EU executive targets Germany and Sweden over gaming

Dice are rolled onto a gambling table at the Gala Casino in London in this file photo. The European Commission opened legal action against Germany and Sweden on Thursday as part of wider efforts to crack down on hurdles to competition in the gambling sector. REUTERS/Dan Chung DC/NMB/AA

BRUSSELS (Reuters) - The European Commission opened legal action against Germany and Sweden on Thursday as part of wider efforts to crack down on hurdles to competition in the gambling sector.

EU Internal Market Commissioner Charlie McCreevy has asked Germany for information so that Brussels can assess whether a new treaty that came into force this month to ban online gambling in the country was in line with the bloc’s rules on the free movement of services.

“Germany has two months in which to respond. The Commission hopes that the answers it receives will lead to an early and satisfactory resolution of the matter,” the Commission said in a statement.

In particular, the Commission is looking at the treaty’s total prohibition of games of chance on the Internet, especially sports betting, at advertising restrictions on television, on the Internet or on jerseys or billboards, and the ban on financial institutions processing bet payments.

Germany’s lottery group, Deutscher Lotto- und Totoblock, said it was confident of the outcome of the inquiry.

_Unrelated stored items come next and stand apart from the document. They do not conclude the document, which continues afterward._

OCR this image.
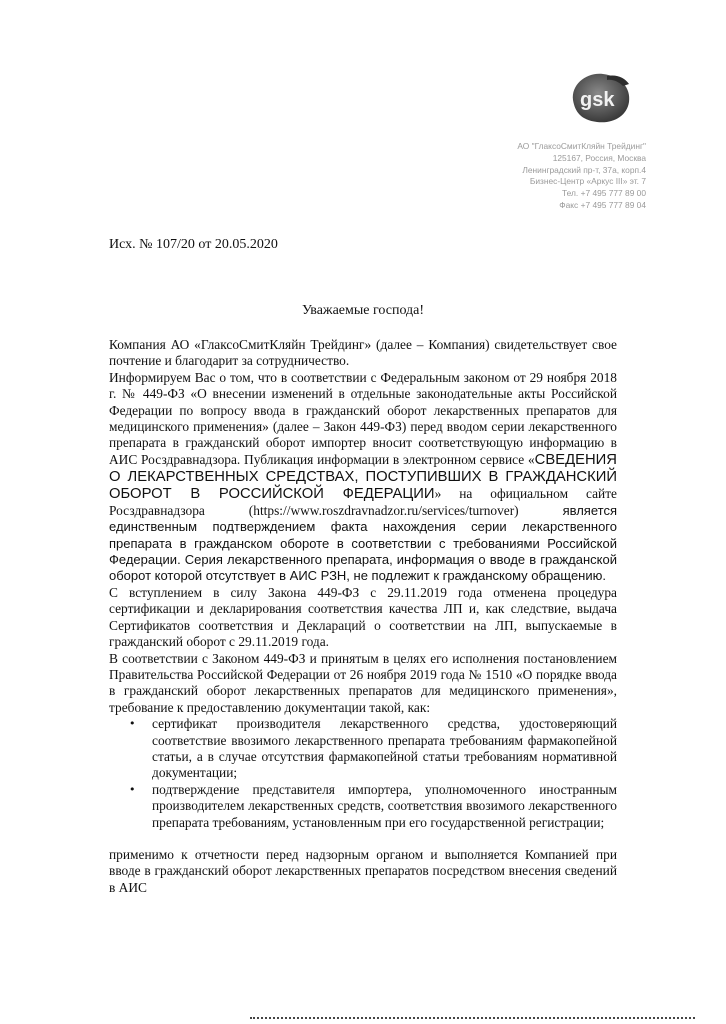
gsk
АО "ГлаксоСмитКляйн Трейдинг"
125167, Россия, Москва
Ленинградский пр-т, 37а, корп.4
Бизнес-Центр «Аркус III» эт. 7
Тел. +7 495 777 89 00
Факс +7 495 777 89 04
Исх. № 107/20 от 20.05.2020
Уважаемые господа!

Компания АО «ГлаксоСмитКляйн Трейдинг» (далее – Компания) свидетельствует свое почтение и благодарит за сотрудничество.

Информируем Вас о том, что в соответствии с Федеральным законом от 29 ноября 2018 г. № 449-ФЗ «О внесении изменений в отдельные законодательные акты Российской Федерации по вопросу ввода в гражданский оборот лекарственных препаратов для медицинского применения» (далее – Закон 449-ФЗ) перед вводом серии лекарственного препарата в гражданский оборот импортер вносит соответствующую информацию в АИС Росздравнадзора. Публикация информации в электронном сервисе «СВЕДЕНИЯ О ЛЕКАРСТВЕННЫХ СРЕДСТВАХ, ПОСТУПИВШИХ В ГРАЖДАНСКИЙ ОБОРОТ В РОССИЙСКОЙ ФЕДЕРАЦИИ» на официальном сайте Росздравнадзора (https://www.roszdravnadzor.ru/services/turnover) является единственным подтверждением факта нахождения серии лекарственного препарата в гражданском обороте в соответствии с требованиями Российской Федерации. Серия лекарственного препарата, информация о вводе в гражданской оборот которой отсутствует в АИС РЗН, не подлежит к гражданскому обращению.

С вступлением в силу Закона 449-ФЗ с 29.11.2019 года отменена процедура сертификации и декларирования соответствия качества ЛП и, как следствие, выдача Сертификатов соответствия и Деклараций о соответствии на ЛП, выпускаемые в гражданский оборот с 29.11.2019 года.

В соответствии с Законом 449-ФЗ и принятым в целях его исполнения постановлением Правительства Российской Федерации от 26 ноября 2019 года № 1510 «О порядке ввода в гражданский оборот лекарственных препаратов для медицинского применения», требование к предоставлению документации такой, как:

• сертификат производителя лекарственного средства, удостоверяющий соответствие ввозимого лекарственного препарата требованиям фармакопейной статьи, а в случае отсутствия фармакопейной статьи требованиям нормативной документации;
• подтверждение представителя импортера, уполномоченного иностранным производителем лекарственных средств, соответствия ввозимого лекарственного препарата требованиям, установленным при его государственной регистрации;

применимо к отчетности перед надзорным органом и выполняется Компанией при вводе в гражданский оборот лекарственных препаратов посредством внесения сведений в АИС
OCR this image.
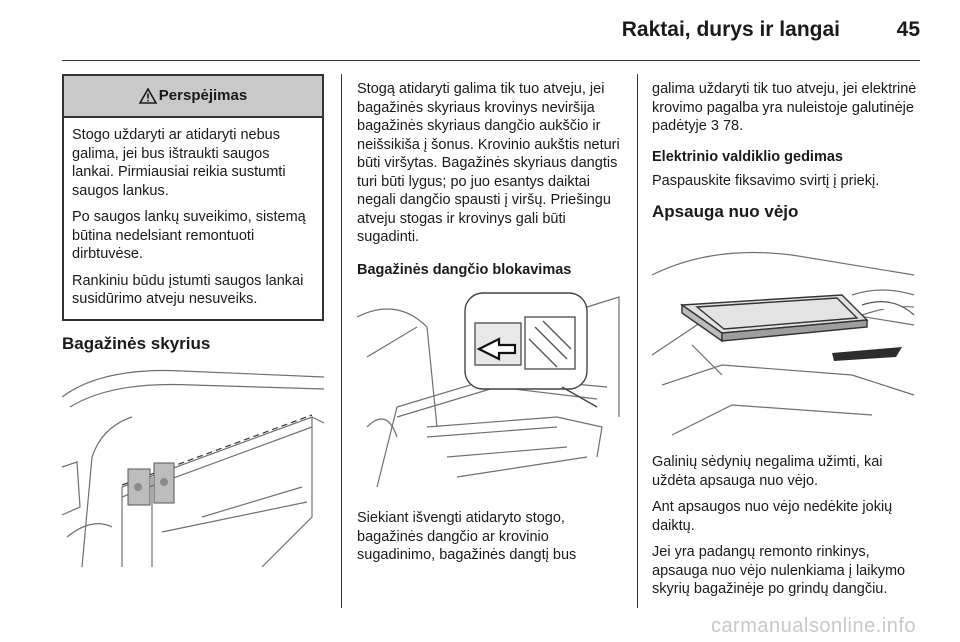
Raktai, durys ir langai	45
Perspėjimas

Stogo uždaryti ar atidaryti nebus galima, jei bus ištraukti saugos lankai. Pirmiausiai reikia sustumti saugos lankus.

Po saugos lankų suveikimo, sistemą būtina nedelsiant remontuoti dirbtuvėse.

Rankiniu būdu įstumti saugos lankai susidūrimo atveju nesuveiks.

Bagažinės skyrius

Stogą atidaryti galima tik tuo atveju, jei bagažinės skyriaus krovinys neviršija bagažinės skyriaus dangčio aukščio ir neišsikiša į šonus. Krovinio aukštis neturi būti viršytas. Bagažinės skyriaus dangtis turi būti lygus; po juo esantys daiktai negali dangčio spausti į viršų. Priešingu atveju stogas ir krovinys gali būti sugadinti.

Bagažinės dangčio blokavimas

Siekiant išvengti atidaryto stogo, bagažinės dangčio ar krovinio sugadinimo, bagažinės dangtį bus

galima uždaryti tik tuo atveju, jei elektrinė krovimo pagalba yra nuleistoje galutinėje padėtyje 3 78.

Elektrinio valdiklio gedimas

Paspauskite fiksavimo svirtį į priekį.

Apsauga nuo vėjo

Galinių sėdynių negalima užimti, kai uždėta apsauga nuo vėjo.

Ant apsaugos nuo vėjo nedėkite jokių daiktų.

Jei yra padangų remonto rinkinys, apsauga nuo vėjo nulenkiama į laikymo skyrių bagažinėje po grindų dangčiu.

carmanualsonline.info
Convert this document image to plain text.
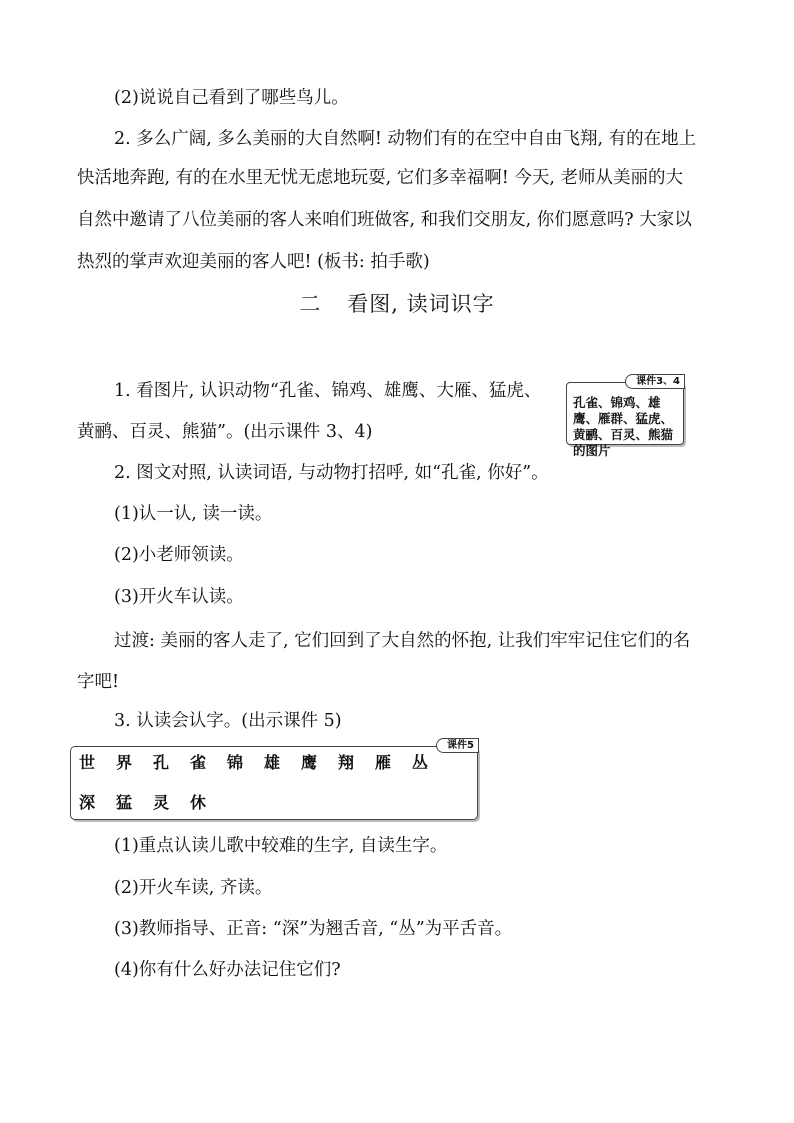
(2)说说自己看到了哪些鸟儿。
2. 多么广阔, 多么美丽的大自然啊! 动物们有的在空中自由飞翔, 有的在地上
快活地奔跑, 有的在水里无忧无虑地玩耍, 它们多幸福啊! 今天, 老师从美丽的大
自然中邀请了八位美丽的客人来咱们班做客, 和我们交朋友, 你们愿意吗? 大家以
热烈的掌声欢迎美丽的客人吧! (板书: 拍手歌)
二 看图, 读词识字
1. 看图片, 认识动物“孔雀、锦鸡、雄鹰、大雁、猛虎、
黄鹂、百灵、熊猫”。(出示课件 3、4)
课件3、4
孔雀、锦鸡、雄鹰、雁群、猛虎、黄鹂、百灵、熊猫的图片
2. 图文对照, 认读词语, 与动物打招呼, 如“孔雀, 你好”。
(1)认一认, 读一读。
(2)小老师领读。
(3)开火车认读。
过渡: 美丽的客人走了, 它们回到了大自然的怀抱, 让我们牢牢记住它们的名
字吧!
3. 认读会认字。(出示课件 5)
课件5
世	界	孔	雀	锦	雄	鹰	翔	雁	丛
深	猛	灵	休
(1)重点认读儿歌中较难的生字, 自读生字。
(2)开火车读, 齐读。
(3)教师指导、正音: “深”为翘舌音, “丛”为平舌音。
(4)你有什么好办法记住它们?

“The European Court of Justice expressly allows gambling monopolies because of player protection. We are therefore confident that Germany’s legal situation will withstand inquiry,” said Friedhelm Repnik, head of the Baden-Wuerttemberg state lottery which coordinates the national lottery.

The Commission took legal action against Sweden to verify whether all national measures relating to poker games and tournaments are compatible with EU laws on the free movement of services.

Brussels also gave Stockholm two months to respond.

The actions are part of a three-stage process that ends up in the European Court of Justice, which has powers to fine EU states and force them to change their laws.